Nichts wie rauf also.
Ein Satz, und ich war auf dem Dach, ein wenig das Gleichgewicht aussteuern, und ich erreichte das Fensterbrett. Die Gardine – weiß und flatterig – mit der Nase zur Seite schieben, und schon hatte ich einen Überblick über das Zimmer.

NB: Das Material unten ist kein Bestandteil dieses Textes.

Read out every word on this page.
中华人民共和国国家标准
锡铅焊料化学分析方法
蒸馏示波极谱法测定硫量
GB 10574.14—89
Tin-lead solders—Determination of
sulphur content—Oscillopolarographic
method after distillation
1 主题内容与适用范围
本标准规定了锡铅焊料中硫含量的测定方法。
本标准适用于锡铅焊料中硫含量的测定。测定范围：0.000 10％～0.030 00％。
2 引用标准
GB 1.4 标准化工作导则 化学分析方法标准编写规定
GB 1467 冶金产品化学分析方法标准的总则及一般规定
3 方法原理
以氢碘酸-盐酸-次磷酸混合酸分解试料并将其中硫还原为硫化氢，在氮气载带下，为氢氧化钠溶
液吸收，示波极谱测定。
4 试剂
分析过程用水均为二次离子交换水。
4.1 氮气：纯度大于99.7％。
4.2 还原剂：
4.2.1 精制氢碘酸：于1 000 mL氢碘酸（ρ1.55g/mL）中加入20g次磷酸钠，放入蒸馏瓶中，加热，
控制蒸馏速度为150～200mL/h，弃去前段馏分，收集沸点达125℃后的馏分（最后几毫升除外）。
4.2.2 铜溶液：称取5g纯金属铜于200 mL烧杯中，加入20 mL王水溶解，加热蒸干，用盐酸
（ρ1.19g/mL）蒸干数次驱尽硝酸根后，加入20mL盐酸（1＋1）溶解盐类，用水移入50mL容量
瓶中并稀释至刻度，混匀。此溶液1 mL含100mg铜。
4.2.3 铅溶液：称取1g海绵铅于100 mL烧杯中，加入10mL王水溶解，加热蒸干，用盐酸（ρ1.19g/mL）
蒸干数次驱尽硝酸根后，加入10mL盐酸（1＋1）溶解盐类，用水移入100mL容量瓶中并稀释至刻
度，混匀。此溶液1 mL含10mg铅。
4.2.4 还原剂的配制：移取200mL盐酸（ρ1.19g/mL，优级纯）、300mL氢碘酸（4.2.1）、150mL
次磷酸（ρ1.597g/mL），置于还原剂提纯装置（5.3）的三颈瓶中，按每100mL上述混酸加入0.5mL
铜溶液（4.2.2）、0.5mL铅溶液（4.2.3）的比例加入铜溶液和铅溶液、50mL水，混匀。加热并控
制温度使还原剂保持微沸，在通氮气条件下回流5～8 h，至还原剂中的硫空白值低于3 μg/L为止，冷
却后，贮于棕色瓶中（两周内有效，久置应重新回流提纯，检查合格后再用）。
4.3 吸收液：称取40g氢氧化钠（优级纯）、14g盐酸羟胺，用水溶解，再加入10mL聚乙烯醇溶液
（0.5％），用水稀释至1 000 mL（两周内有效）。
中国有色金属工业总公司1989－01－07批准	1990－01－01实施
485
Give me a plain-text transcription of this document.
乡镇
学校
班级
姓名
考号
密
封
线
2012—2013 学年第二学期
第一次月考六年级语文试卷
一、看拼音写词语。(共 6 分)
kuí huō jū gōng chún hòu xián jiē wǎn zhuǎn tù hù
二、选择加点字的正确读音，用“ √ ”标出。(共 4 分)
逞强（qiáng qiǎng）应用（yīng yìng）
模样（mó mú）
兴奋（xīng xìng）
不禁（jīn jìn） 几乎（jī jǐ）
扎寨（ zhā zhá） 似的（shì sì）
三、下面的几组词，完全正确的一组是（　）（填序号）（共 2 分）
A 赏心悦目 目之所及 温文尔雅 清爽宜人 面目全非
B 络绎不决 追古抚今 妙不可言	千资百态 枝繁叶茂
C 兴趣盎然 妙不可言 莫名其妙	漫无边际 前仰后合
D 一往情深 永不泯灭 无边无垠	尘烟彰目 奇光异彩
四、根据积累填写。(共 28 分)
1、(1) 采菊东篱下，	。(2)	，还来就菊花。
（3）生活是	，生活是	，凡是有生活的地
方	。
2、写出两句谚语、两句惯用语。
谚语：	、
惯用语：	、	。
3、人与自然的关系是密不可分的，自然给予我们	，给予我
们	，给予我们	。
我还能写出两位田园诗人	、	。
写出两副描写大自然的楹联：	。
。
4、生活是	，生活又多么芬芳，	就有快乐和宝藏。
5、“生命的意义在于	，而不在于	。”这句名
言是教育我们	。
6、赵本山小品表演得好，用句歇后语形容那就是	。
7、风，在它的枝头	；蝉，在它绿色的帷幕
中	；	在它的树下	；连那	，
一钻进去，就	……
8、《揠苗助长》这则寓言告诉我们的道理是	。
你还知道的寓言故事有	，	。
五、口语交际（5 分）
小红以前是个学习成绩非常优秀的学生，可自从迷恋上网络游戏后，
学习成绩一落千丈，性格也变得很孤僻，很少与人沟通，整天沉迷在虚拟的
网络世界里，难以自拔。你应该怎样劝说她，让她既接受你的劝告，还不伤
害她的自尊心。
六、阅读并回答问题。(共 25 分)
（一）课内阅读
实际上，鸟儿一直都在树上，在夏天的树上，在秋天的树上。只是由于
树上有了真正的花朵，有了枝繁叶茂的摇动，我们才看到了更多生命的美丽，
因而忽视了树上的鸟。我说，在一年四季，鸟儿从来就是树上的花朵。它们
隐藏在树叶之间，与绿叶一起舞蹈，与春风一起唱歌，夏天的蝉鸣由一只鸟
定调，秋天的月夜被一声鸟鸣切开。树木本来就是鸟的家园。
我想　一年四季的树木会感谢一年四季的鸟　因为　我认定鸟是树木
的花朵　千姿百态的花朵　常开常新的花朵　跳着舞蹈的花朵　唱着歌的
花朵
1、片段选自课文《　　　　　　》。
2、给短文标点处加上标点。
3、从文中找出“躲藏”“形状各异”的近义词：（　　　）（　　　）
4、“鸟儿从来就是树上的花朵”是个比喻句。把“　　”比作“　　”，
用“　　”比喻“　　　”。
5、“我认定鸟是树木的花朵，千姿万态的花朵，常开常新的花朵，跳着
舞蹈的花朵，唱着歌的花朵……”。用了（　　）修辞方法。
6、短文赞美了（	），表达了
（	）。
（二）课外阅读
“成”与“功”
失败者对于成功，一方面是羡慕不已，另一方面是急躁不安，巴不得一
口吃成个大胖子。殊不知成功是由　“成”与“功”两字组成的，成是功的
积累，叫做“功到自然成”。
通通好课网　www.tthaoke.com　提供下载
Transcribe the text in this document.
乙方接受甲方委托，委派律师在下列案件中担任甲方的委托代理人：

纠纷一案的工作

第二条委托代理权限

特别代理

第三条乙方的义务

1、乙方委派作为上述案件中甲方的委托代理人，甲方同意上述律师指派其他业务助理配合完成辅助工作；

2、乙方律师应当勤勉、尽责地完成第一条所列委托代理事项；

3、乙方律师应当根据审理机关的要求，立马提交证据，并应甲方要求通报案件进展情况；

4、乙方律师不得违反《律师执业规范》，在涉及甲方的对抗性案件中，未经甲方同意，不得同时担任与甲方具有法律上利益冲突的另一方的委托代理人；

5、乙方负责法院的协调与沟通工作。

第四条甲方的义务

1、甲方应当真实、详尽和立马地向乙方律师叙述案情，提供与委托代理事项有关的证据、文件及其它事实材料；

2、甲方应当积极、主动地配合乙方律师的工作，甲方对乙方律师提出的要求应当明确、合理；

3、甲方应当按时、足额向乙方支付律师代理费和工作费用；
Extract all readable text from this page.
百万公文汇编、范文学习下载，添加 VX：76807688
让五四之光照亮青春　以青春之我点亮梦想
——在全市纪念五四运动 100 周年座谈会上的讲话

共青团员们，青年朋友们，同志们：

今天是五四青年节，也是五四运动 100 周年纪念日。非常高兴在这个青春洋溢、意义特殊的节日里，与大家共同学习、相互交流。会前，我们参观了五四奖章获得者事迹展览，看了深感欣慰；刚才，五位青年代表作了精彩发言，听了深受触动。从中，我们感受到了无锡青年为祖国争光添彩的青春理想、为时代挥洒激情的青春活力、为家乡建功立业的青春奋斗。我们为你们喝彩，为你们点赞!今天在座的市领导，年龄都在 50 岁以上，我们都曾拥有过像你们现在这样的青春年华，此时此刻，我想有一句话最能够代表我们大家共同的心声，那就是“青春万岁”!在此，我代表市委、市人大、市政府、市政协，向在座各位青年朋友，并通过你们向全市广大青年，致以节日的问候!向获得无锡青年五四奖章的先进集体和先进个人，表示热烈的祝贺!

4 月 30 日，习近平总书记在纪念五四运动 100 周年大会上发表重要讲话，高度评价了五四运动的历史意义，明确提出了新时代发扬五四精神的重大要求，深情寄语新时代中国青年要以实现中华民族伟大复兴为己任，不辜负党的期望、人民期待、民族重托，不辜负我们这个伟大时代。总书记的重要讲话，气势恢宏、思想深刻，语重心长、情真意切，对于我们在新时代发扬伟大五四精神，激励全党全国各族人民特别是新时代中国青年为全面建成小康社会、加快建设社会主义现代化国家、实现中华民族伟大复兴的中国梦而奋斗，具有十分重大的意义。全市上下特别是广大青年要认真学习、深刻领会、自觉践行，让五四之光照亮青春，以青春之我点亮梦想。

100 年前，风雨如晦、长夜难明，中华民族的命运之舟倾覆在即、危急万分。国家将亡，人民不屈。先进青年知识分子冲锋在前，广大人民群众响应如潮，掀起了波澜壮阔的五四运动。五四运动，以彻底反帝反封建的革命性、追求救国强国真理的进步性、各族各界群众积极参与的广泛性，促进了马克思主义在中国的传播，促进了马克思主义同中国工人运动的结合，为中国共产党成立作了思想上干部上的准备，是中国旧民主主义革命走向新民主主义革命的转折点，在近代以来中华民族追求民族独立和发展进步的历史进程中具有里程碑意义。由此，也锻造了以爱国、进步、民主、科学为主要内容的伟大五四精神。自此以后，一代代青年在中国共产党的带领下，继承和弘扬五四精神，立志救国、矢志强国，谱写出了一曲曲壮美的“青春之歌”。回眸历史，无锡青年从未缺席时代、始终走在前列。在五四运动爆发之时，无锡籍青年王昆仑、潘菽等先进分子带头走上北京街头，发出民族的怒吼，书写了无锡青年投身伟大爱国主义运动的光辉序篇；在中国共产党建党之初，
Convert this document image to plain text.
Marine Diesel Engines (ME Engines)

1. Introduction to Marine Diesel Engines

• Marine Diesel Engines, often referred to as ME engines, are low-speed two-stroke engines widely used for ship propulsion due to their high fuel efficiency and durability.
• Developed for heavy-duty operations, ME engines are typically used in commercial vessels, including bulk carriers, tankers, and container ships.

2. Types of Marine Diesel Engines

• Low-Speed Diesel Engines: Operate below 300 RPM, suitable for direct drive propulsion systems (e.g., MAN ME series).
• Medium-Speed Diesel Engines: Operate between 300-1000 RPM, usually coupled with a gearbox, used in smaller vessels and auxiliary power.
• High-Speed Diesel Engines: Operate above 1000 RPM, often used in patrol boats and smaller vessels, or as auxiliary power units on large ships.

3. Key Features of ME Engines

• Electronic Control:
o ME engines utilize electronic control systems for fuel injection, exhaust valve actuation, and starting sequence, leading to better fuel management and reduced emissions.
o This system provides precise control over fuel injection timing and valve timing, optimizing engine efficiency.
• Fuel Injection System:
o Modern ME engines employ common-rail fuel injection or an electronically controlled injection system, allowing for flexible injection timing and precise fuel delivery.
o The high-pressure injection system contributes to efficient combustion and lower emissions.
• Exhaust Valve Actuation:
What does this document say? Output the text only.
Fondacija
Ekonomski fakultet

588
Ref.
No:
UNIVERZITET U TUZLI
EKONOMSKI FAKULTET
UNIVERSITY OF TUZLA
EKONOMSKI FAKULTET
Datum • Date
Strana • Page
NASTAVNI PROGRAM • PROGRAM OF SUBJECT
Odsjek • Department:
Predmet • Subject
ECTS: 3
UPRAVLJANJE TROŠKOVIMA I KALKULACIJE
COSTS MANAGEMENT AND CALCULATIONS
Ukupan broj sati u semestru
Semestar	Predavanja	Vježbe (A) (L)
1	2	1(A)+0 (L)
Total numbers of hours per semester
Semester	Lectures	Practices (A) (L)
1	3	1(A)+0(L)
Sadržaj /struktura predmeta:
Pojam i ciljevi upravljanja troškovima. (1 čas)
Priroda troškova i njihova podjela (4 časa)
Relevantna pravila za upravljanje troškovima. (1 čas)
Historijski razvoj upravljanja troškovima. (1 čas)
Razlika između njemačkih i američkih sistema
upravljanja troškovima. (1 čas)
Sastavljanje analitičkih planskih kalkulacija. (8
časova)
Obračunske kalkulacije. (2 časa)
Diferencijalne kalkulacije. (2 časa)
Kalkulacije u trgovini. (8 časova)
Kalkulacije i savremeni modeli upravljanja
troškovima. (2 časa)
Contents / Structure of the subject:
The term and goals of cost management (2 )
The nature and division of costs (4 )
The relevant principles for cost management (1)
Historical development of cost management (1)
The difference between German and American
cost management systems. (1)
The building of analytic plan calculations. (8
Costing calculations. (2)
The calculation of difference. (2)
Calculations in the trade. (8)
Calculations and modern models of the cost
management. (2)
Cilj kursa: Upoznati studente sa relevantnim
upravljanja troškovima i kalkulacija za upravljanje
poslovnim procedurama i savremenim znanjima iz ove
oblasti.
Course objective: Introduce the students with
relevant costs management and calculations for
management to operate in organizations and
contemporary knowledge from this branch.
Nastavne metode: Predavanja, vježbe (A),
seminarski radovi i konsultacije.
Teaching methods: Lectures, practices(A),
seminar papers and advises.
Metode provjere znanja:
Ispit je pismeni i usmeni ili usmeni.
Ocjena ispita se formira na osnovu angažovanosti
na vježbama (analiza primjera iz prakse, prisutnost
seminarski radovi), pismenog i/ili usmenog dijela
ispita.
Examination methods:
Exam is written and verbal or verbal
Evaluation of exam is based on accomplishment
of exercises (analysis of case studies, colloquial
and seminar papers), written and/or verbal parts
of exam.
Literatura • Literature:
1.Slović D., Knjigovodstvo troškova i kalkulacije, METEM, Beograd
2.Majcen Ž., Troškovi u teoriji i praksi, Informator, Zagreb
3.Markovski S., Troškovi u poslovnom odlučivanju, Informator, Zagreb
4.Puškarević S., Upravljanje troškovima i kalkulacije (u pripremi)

Klein, mit schrägen Wänden, daran eine Blumentapete, die nach künstlerischen Gesichtspunkten vermutlich als kitschig durchgehen konnte, denn die kleinen Sträußchen waren so was von rosa. Der Rest war eher karg – also gemessen an den Räumen, die der Freiherr bewohnte, konnte man die Einrichtung tatsächlich nur ärmlich nennen. Ein Bett, dessen Holz zerkratzt war, ein wackeliges Tischchen, ein Schrank, dessen Türen altersmüde in den Angeln hingen, ein Paravent, dessen verblichener Bezug einst auch rosa gewesen war. Dahinter Waschgeschirr aus grobem Steinzeug. Aber es roch nach Flieder und Maiblumen und Lavendel. Über einem Stuhl lag das grau-weiße Kleid, zwei Paar Schuhe standen unter dem Bett – auch hier Wollmäuse, die die Wirtin wohl nicht zu jagen wagte –, und ein Umhang hing an einem Haken an der Wand. So weit alles unverdächtiges Menschenzeug, wie ich es von Altea erwartet hatte. Neugierig machte mich das Schreibzeug auf dem Tischchen. Hob sie auch Briefe auf?
Ich sprang auf den Hocker und besah mir das Papier. Es war das Heft, das Altea auch häufig im Garten bei sich hatte. Keine losen Seiten, sondern eingebundene. Sie waren eng beschriftet und hier und da mit kleinen Skizzen versehen. Hach, eine von mir und meinen Kindern. Eine von einem zornigen Eselchen. Und ein vertrocknetes vierblättriges Kleeblatt. Die sind selten, und wir Katzen wissen, dass es eine gewisse Bedeutung hat, wenn man sie findet.
Wusste Altea das auch?
Ich wollte eben weiter in dem Heft schnüffeln, als sich der Schlüssel in der Tür leise drehte.
Altea?
Nein – Rosen und brünstiger Hirsch! Olga.
Ich nichts wie rauf auf den Schrank. Platt hinter den staubigen Aufsatz gedrückt.
Was wollte die denn hier?
Stöbern, wie es aussah! Und zwar ausgesprochen gründlich. Ich war froh, dass sie nur in den Schrank und nicht obendrauf guckte. Als sie das Heft durchblätterte, lachte sie einmal spöttisch auf. Aber ansonsten wirkte sie konzentriert und einigermaßen enttäuscht. Sie verschwand, ohne besondere Spuren zu hinterlassen. Außer ihrem Geruch eben. Ich hörte sie nebenan die Tür öffnen. Offensichtlich durchstöberte sie auch Mamas Zimmer.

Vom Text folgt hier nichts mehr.